Kernel Proposal Network for Arbitrary Shape Text Detection

from arxiv, This paper was completed in 2020-11.It was first submitted to CVPR 2021 and then ICCV 2021. Finally, it has been accepted by TNNLS in 2022-02 after major revision. Here, I thank Dr.Hou for his important contributions

Segmentation-based methods have achieved great success for arbitrary shape text detection. However, separating neighboring text instances is still one of the most challenging problems due to the complexity of texts in scene images. In this paper, we propose an innovative Kernel Proposal Network (dubbed KPN) for arbitrary shape text detection. The proposed KPN can separate neighboring text instances by classifying different texts into instance-independent feature maps, meanwhile avoiding the complex aggregation process existing in segmentation-based arbitrary shape text detection methods. To be concrete, our KPN will predict a Gaussian center map for each text image, which will be used to extract a series of candidate kernel proposals (i.e., dynamic convolution kernel) from the embedding feature maps according to their corresponding keypoint positions. To enforce the independence between kernel proposals, we propose a novel orthogonal learning loss (OLL) via orthogonal constraints. Specifically, our kernel proposals contain important self-information learned by network and location information by position embedding. Finally, kernel proposals will individually convolve all embedding feature maps for generating individual embedded maps of text instances. In this way, our KPN can effectively separate neighboring text instances and improve the robustness against unclear boundaries. To our knowledge, our work is the first to introduce the dynamic convolution kernel strategy to efficiently and effectively tackle the adhesion problem of neighboring text instances in text detection. Experimental results on challenging datasets verify the impressive performance and efficiency of our method. The code and model are available at https://github.com/GXYM/KPN.

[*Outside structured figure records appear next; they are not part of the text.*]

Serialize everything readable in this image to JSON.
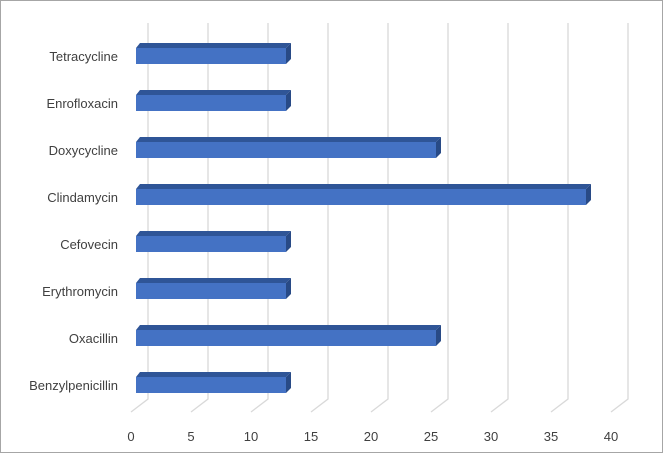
{
  "chart_data": {
    "type": "bar",
    "orientation": "horizontal",
    "style": "3d-clustered",
    "categories": [
      "Tetracycline",
      "Enrofloxacin",
      "Doxycycline",
      "Clindamycin",
      "Cefovecin",
      "Erythromycin",
      "Oxacillin",
      "Benzylpenicillin"
    ],
    "values": [
      12.5,
      12.5,
      25,
      37.5,
      12.5,
      12.5,
      25,
      12.5
    ],
    "xlim": [
      0,
      40
    ],
    "xticks": [
      "0",
      "5",
      "10",
      "15",
      "20",
      "25",
      "30",
      "35",
      "40"
    ],
    "grid": true,
    "legend": "none",
    "colors": {
      "bar_front": "#4472c4",
      "bar_top": "#2f5597",
      "bar_side": "#284a86",
      "grid": "#d9d9d9"
    }
  }
}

翻译：基于分割的方法在任意形状文本检测中取得了巨大成功。然而，由于场景图像中文本的复杂性，分离相邻文本实例仍是最具挑战性的问题之一。本文提出了一种创新的核建议网络（称为KPN）用于任意形状文本检测。所提出的KPN能够通过将不同文本分类为实例无关的特征图来分离相邻文本实例，同时避免了现有基于分割的任意形状文本检测方法中复杂的聚合过程。具体而言，我们的KPN将为每个文本图像预测一个高斯中心图，该图用于从嵌入特征图中根据其对应关键点位置提取一系列候选核建议（即动态卷积核）。为增强核建议之间的独立性，我们通过正交约束提出了一种新颖的正交学习损失（OLL）。具体地，我们的核建议包含网络学习得到的重要自信息和通过位置嵌入获得的位置信息。最后，核建议将分别与所有嵌入特征图进行卷积，以生成文本实例的独立嵌入图。通过这种方式，我们的KPN能够有效分离相邻文本实例，并提高对模糊边界的鲁棒性。据我们所知，本文首次引入动态卷积核策略，高效且有效地解决了文本检测中相邻文本实例的粘连问题。在具有挑战性的数据集上的实验结果验证了所提方法的显著性能和效率。代码和模型已开源至https://github.com/GXYM/KPN。